Petista promete trabalhar para acabar com a pobreza extrema no país

Quarta, 23 de Junho de 2010 às 11:35, por: CdB

A candidata do PT à Presidência da República, Dilma Rousseff disse que vai trabalhar para acabar com a pobreza extrema do país. No Governo Lula, mais de 24 milhões de pessoas foram tiradas da linha da pobreza, graças à eficiência dos programas sociais. Mas, segundo ela, ainda há 19 milhões de brasileiros que ganham um quarto de salário mínimo.

– Temos regiões ricas no Brasil, e entre elas está Uberlândia (MG). Quem dera se o Brasil fosse uma grande Uberlândia, porque ela é desenvolvida. Mas isso não significa que lá não tenham famílias que precisem de programas sociais, como o Bolsa Família – afirmou Dilma, em entrevista a rádio Educadora Jovem Pan, de Uberlândia, nesta quarta-feira.

Somente na cidade mineira são 11,4 mil famílias recebendo o benefício do governo. Para Dilma, se continuar crescendo com taxas elevadas e tendo oferta de emprego e educação, o Brasil vai passar de país em desenvolvimento para desenvolvido. Perguntada sobre o crescimento de 9% da economia brasileira no primeiro semestre, Dilma explicou que basta olhar os indicadores para confirmar.

– Se o Brasil não tivesse crescendo a taxas elevadas, como nós poderíamos, nos cinco primeiros meses do ano, de janeiro a maio, ter criado um milhão e duzentos e sessenta mil empregos? – questionou.

Os números foram criticados pela oposição. Dilma rebateu as críticas dizendo que não há como negar que o país mudou nos últimos anos.

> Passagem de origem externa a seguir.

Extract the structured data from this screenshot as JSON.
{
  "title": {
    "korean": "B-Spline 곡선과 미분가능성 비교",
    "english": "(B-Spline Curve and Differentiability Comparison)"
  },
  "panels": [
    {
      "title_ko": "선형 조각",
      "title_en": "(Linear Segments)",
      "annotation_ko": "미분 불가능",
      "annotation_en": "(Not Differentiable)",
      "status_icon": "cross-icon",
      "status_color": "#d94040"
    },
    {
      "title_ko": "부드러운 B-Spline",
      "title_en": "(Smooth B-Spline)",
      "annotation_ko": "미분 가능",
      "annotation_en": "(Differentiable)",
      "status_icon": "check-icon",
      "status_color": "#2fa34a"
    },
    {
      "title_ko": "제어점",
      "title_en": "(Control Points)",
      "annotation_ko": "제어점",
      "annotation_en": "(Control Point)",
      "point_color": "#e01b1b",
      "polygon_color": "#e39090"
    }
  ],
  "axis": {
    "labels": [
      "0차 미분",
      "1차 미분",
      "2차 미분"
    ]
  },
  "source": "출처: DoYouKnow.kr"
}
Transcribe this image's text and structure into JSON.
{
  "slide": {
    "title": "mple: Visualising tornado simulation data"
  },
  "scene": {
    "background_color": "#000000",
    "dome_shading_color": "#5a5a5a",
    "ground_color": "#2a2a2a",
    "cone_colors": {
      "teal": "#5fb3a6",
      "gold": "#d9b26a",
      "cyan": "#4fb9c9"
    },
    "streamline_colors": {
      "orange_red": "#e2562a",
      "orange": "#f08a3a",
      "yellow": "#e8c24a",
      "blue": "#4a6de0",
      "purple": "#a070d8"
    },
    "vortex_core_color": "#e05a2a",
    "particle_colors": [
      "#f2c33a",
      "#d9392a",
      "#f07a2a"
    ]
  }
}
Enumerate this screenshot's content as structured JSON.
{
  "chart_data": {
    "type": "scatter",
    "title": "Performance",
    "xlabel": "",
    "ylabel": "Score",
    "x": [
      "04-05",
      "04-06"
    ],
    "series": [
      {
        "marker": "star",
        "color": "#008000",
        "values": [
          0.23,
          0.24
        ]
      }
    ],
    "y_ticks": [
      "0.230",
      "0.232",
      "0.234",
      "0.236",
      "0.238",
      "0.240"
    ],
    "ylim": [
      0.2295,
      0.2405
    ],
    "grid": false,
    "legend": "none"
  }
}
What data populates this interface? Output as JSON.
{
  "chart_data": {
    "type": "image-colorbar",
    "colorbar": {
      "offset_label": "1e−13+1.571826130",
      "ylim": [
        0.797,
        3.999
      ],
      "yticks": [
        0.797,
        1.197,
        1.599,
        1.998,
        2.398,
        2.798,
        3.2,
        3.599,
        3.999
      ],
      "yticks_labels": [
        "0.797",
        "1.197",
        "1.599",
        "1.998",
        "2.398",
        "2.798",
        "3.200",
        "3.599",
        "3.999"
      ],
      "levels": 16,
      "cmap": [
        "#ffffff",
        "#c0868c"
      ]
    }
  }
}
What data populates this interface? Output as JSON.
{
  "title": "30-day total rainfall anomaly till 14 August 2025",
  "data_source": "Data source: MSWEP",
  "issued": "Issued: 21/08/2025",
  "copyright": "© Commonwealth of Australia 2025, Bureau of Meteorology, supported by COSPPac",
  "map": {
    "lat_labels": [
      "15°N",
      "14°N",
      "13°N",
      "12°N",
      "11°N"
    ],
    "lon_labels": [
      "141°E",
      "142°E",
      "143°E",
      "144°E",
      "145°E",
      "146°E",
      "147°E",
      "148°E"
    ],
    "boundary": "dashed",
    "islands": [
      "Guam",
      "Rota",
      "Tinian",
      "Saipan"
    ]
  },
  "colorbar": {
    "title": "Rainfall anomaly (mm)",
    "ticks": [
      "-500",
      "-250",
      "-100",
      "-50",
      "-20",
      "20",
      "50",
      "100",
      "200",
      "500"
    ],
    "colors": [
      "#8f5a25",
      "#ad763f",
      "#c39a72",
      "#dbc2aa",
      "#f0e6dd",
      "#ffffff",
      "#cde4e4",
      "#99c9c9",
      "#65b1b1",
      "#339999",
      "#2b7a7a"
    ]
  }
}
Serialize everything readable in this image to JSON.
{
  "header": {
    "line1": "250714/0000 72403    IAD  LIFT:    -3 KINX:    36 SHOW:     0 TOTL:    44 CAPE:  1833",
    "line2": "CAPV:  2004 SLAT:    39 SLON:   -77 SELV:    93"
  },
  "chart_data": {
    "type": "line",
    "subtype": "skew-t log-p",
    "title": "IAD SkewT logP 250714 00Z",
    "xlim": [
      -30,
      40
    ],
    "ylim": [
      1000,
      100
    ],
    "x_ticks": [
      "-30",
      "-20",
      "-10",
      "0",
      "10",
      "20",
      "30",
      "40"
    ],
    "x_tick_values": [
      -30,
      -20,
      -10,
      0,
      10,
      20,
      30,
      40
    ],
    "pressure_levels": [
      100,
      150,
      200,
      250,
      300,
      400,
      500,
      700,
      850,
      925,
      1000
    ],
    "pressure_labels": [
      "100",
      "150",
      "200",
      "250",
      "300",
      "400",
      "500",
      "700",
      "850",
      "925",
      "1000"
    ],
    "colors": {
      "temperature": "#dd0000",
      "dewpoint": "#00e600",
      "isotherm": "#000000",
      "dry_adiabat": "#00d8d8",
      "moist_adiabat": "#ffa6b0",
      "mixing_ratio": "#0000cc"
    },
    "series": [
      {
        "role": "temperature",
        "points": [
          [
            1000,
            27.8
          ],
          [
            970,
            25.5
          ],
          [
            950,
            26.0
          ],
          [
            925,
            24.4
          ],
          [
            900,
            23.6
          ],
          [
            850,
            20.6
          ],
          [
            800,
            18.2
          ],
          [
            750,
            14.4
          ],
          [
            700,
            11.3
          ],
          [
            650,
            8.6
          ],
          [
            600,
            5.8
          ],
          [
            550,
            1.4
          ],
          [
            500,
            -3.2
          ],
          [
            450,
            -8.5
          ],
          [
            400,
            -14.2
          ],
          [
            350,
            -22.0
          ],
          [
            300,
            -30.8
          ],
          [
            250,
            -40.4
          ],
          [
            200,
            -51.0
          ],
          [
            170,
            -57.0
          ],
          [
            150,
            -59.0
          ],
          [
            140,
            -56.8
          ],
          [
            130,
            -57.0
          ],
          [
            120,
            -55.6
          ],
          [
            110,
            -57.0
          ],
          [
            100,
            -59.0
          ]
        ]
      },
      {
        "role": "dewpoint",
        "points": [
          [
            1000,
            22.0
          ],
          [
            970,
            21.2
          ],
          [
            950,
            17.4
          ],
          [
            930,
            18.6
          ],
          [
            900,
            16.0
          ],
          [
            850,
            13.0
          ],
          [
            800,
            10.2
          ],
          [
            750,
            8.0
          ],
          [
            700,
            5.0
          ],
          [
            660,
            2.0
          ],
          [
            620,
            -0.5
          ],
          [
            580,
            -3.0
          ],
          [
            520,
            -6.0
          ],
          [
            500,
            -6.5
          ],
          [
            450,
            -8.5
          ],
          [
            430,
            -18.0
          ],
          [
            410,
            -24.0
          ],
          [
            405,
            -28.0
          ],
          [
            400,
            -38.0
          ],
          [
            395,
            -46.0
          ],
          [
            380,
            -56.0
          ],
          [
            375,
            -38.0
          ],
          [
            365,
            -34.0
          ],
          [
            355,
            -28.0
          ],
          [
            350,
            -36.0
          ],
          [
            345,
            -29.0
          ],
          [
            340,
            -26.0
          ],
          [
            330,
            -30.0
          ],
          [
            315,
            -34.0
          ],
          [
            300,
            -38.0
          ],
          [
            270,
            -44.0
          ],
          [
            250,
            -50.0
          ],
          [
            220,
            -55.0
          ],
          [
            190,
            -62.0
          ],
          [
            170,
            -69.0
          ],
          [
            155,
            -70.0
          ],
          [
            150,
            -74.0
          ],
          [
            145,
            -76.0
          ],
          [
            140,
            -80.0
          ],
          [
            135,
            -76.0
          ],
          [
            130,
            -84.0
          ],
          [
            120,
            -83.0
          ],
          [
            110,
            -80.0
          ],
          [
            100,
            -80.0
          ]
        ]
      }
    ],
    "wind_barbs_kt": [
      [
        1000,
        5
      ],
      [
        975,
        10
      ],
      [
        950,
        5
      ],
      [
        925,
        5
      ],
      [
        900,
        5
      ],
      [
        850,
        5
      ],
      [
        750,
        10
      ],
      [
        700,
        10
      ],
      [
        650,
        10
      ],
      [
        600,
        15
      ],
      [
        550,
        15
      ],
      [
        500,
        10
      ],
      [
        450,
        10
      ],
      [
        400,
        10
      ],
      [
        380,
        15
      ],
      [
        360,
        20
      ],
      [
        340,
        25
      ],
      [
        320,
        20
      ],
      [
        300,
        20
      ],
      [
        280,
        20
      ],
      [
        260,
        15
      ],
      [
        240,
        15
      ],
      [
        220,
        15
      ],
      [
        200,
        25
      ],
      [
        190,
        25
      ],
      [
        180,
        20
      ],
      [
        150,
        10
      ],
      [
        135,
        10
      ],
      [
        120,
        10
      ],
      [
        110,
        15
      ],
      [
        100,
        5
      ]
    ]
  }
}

– É inegável que o Brasil está em outro momento hoje. Ao contrário do que aconteceu no governo anterior , do qual o candidato da oposição participou, tanto como ministro do Planejamento, como ministro da Saúde, em que havia estagnação, desigualdade e um imenso desemprego”. Ela ainda completou:  “Agora, querer dizer que o Brasil não está crescendo é daquelas pessoas que torcem contra o país. Você pode ser oposição, mas você não precisa torcer contra o país – acrescentou.

Para Dilma, o Brasil deve fechar o ano com uma taxa média de crescimento que varia entre 6% a 7%.